Sensitivity Theorem in Lean 4
This repository formalizes the sensitivity lower bound for Boolean functions in Lean 4,
building on Mathlib's formalization of Huang's hypercube lemma in
Archive/Sensitivity.lean.
Main Result
For any Boolean function f : {0,1}^n -> {0,1} with multilinear degree d >= 1,
sqrt(d) <= s(f)
where s(f) is the sensitivity of f.
In Lean:
Sensitivity.sensitivity_ge_sqrt_degreeSensitivity.degree_le_sensitivity_sq
The current codebase is proof-complete (no sorry).
File Layout
Sensitivity/
Defs.lean -- Boolean functions, bit flips, sensitivity
Basic.lean -- Basic sensitivity lemmas and symmetries
Multilinear.lean -- Mobius coefficients and degree
Subcube.lean -- Restriction to subcubes and coefficient preservation
Parity.lean -- Parity identities and imbalance lemma
HuangBridge.lean -- Finset bridge to Mathlib's huang_degree_theorem
Main.lean -- The sensitivity lower bound sqrt(deg) <= s
Consequences.lean -- Corollary deg <= s^2
Proof Outline
- Use a nonzero top Möbius coefficient as a degree witness.
- Restrict to a subcube that preserves this coefficient.
- Derive a parity-sign imbalance on the restricted cube.
- Apply Mathlib's Huang theorem to obtain many same-class neighbors.

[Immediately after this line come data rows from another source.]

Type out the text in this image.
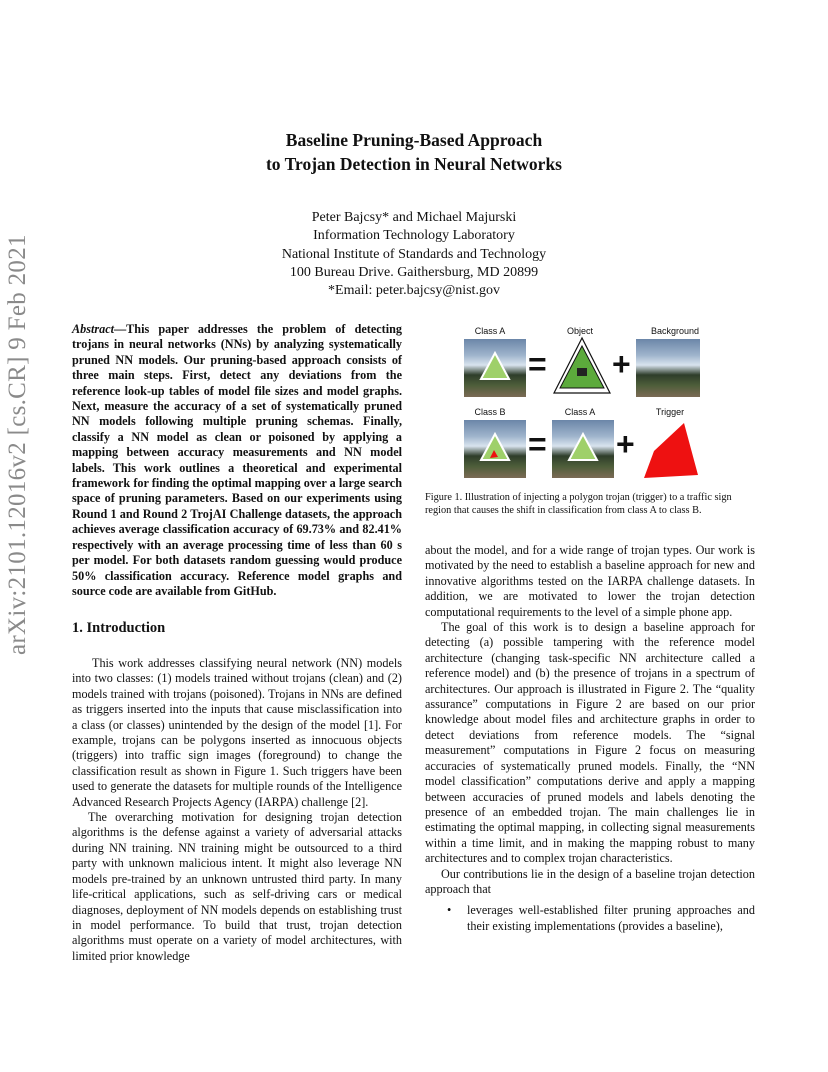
arXiv:2101.12016v2 [cs.CR] 9 Feb 2021
Baseline Pruning-Based Approach
to Trojan Detection in Neural Networks
Peter Bajcsy* and Michael Majurski
Information Technology Laboratory
National Institute of Standards and Technology
100 Bureau Drive. Gaithersburg, MD 20899
*Email: peter.bajcsy@nist.gov
Abstract—This paper addresses the problem of detecting trojans in neural networks (NNs) by analyzing systematically pruned NN models. Our pruning-based approach consists of three main steps. First, detect any deviations from the reference look-up tables of model file sizes and model graphs. Next, measure the accuracy of a set of systematically pruned NN models following multiple pruning schemas. Finally, classify a NN model as clean or poisoned by applying a mapping between accuracy measurements and NN model labels. This work outlines a theoretical and experimental framework for finding the optimal mapping over a large search space of pruning parameters. Based on our experiments using Round 1 and Round 2 TrojAI Challenge datasets, the approach achieves average classification accuracy of 69.73% and 82.41% respectively with an average processing time of less than 60 s per model. For both datasets random guessing would produce 50% classification accuracy. Reference model graphs and source code are available from GitHub.
1. Introduction

This work addresses classifying neural network (NN) models into two classes: (1) models trained without trojans (clean) and (2) models trained with trojans (poisoned). Trojans in NNs are defined as triggers inserted into the inputs that cause misclassification into a class (or classes) unintended by the design of the model [1]. For example, trojans can be polygons inserted as innocuous objects (triggers) into traffic sign images (foreground) to change the classification result as shown in Figure 1. Such triggers have been used to generate the datasets for multiple rounds of the Intelligence Advanced Research Projects Agency (IARPA) challenge [2].

The overarching motivation for designing trojan detection algorithms is the defense against a variety of adversarial attacks during NN training. NN training might be outsourced to a third party with unknown malicious intent. It might also leverage NN models pre-trained by an unknown untrusted third party. In many life-critical applications, such as self-driving cars or medical diagnoses, deployment of NN models depends on establishing trust in model performance. To build that trust, trojan detection algorithms must operate on a variety of model architectures, with limited prior knowledge

Class A	Object	Background
= +
Class B	Class A	Trigger
= +
Figure 1. Illustration of injecting a polygon trojan (trigger) to a traffic sign region that causes the shift in classification from class A to class B.

about the model, and for a wide range of trojan types. Our work is motivated by the need to establish a baseline approach for new and innovative algorithms tested on the IARPA challenge datasets. In addition, we are motivated to lower the trojan detection computational requirements to the level of a simple phone app.

The goal of this work is to design a baseline approach for detecting (a) possible tampering with the reference model architecture (changing task-specific NN architecture called a reference model) and (b) the presence of trojans in a spectrum of architectures. Our approach is illustrated in Figure 2. The “quality assurance” computations in Figure 2 are based on our prior knowledge about model files and architecture graphs in order to detect deviations from reference models. The “signal measurement” computations in Figure 2 focus on measuring accuracies of systematically pruned models. Finally, the “NN model classification” computations derive and apply a mapping between accuracies of pruned models and labels denoting the presence of an embedded trojan. The main challenges lie in estimating the optimal mapping, in collecting signal measurements within a time limit, and in making the mapping robust to many architectures and to complex trojan characteristics.

Our contributions lie in the design of a baseline trojan detection approach that

• leverages well-established filter pruning approaches and their existing implementations (provides a baseline),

- Convert these neighbors into sensitive coordinates and lift back to
f.
Build
lake update
lake build
References
- Hao Huang, Induced subgraphs of hypercubes and a proof of the Sensitivity Conjecture, Annals of Mathematics 190(3), 949-955, 2019.
- Noam Nisan and Mario Szegedy, On the degree of Boolean functions as real polynomials, Computational Complexity 4, 301-313, 1994.